Britain’s Prime Minister David Cameron (right) speaks at the annual Confederation of British Industry conference in central London yesterday.
LONDON: Britain must remain part of the European Union and reform it from within, business leaders told Prime Minister David Cameron yesterday, warning that a possible exit from the bloc could isolate the country’s economy.
As Britain gears up for a planned “in or out” referendum in 2017, British employers’ group the CBI said there was no viable alternative to remaining in the EU but laid out a wish-list of reforms to make membership more beneficial for the country.
“Closing ourselves off from the world cannot be the answer. The stakes have never been higher,” said CBI President Mike Rake told employers at the organisation’s annual conference.
“Britain’s role in the world has always been to embrace openness, to seize opportunity, harness global trends and maximise our integration with the world’s economies.”

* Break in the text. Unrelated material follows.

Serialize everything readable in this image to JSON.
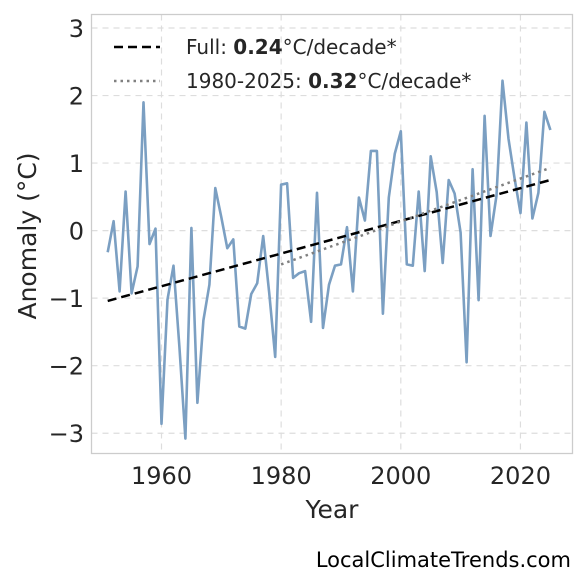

Cameron, seeking to put an end to decades of public and political division over Britain’s EU membership, has pledged to fight for reform in Europe and to put the changes to voters in a 2017 referendum, assuming he wins an election due in 2015.
Cameron wants Britain to stay in a reformed EU, but cautioned that the referendum outcome was still in the balance.

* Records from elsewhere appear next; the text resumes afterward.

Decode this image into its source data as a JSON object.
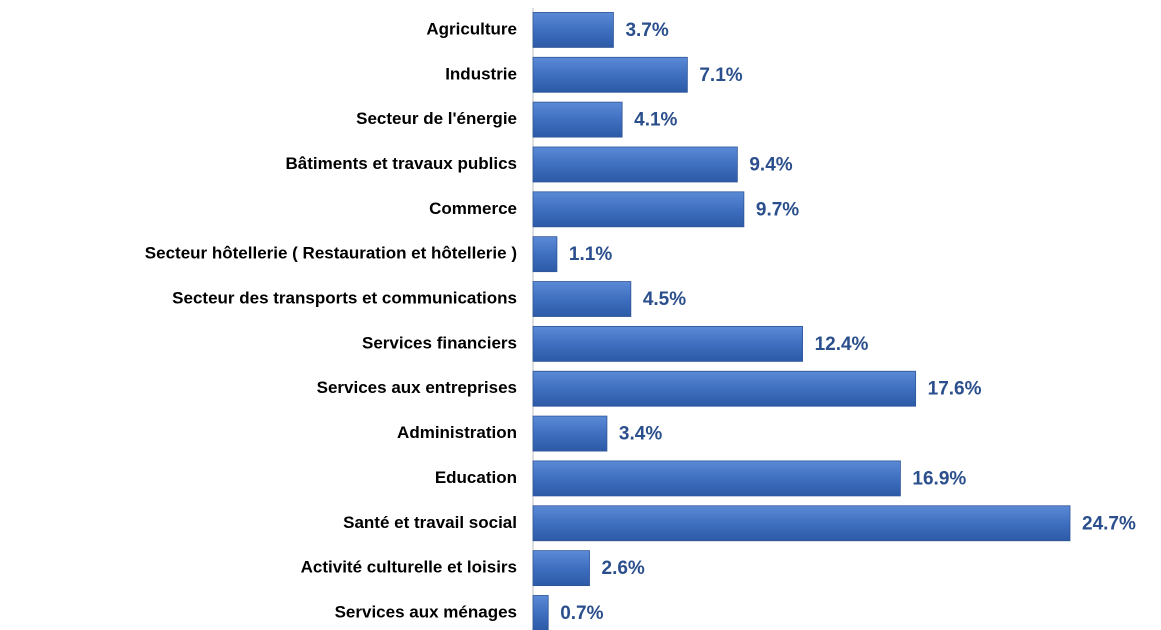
{
  "chart_data": {
    "type": "hbar",
    "color": "#4472c4",
    "categories": [
      "Agriculture",
      "Industrie",
      "Secteur de l'énergie",
      "Bâtiments et travaux publics",
      "Commerce",
      "Secteur hôtellerie ( Restauration et hôtellerie )",
      "Secteur des transports et communications",
      "Services financiers",
      "Services aux entreprises",
      "Administration",
      "Education",
      "Santé et travail social",
      "Activité culturelle et loisirs",
      "Services aux ménages"
    ],
    "values": [
      3.7,
      7.1,
      4.1,
      9.4,
      9.7,
      1.1,
      4.5,
      12.4,
      17.6,
      3.4,
      16.9,
      24.7,
      2.6,
      0.7
    ],
    "value_labels": [
      "3.7%",
      "7.1%",
      "4.1%",
      "9.4%",
      "9.7%",
      "1.1%",
      "4.5%",
      "12.4%",
      "17.6%",
      "3.4%",
      "16.9%",
      "24.7%",
      "2.6%",
      "0.7%"
    ]
  }
}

“It is my judgment that our current consent for remaining inside the EU is wafer thin,” Cameron told the CBI conference. “We haven’t made the argument enough about why Europe matters and frankly there are lots of things in the European Union that badly need reform.”
Divided public opinion over Europe poses one of the biggest obstacles to Cameron winning a second term in 2015. He is under pressure from Eurosceptic lawmakers in his ruling Conservatives to stem a loss of support to the UK Independence Party (UKIP), which calls for an immediate withdrawal from the EU.
A poll for the Daily Mail newspaper in October showed that if a referendum were held in 2014, 46 percent of people would back withdrawal from the EU and 38 percent would vote to stay.
The macroeconomic think-tank NIESR said on Monday there was a lack of adequate analysis to help inform voters on the economic consequences of Britain pulling out of the EU.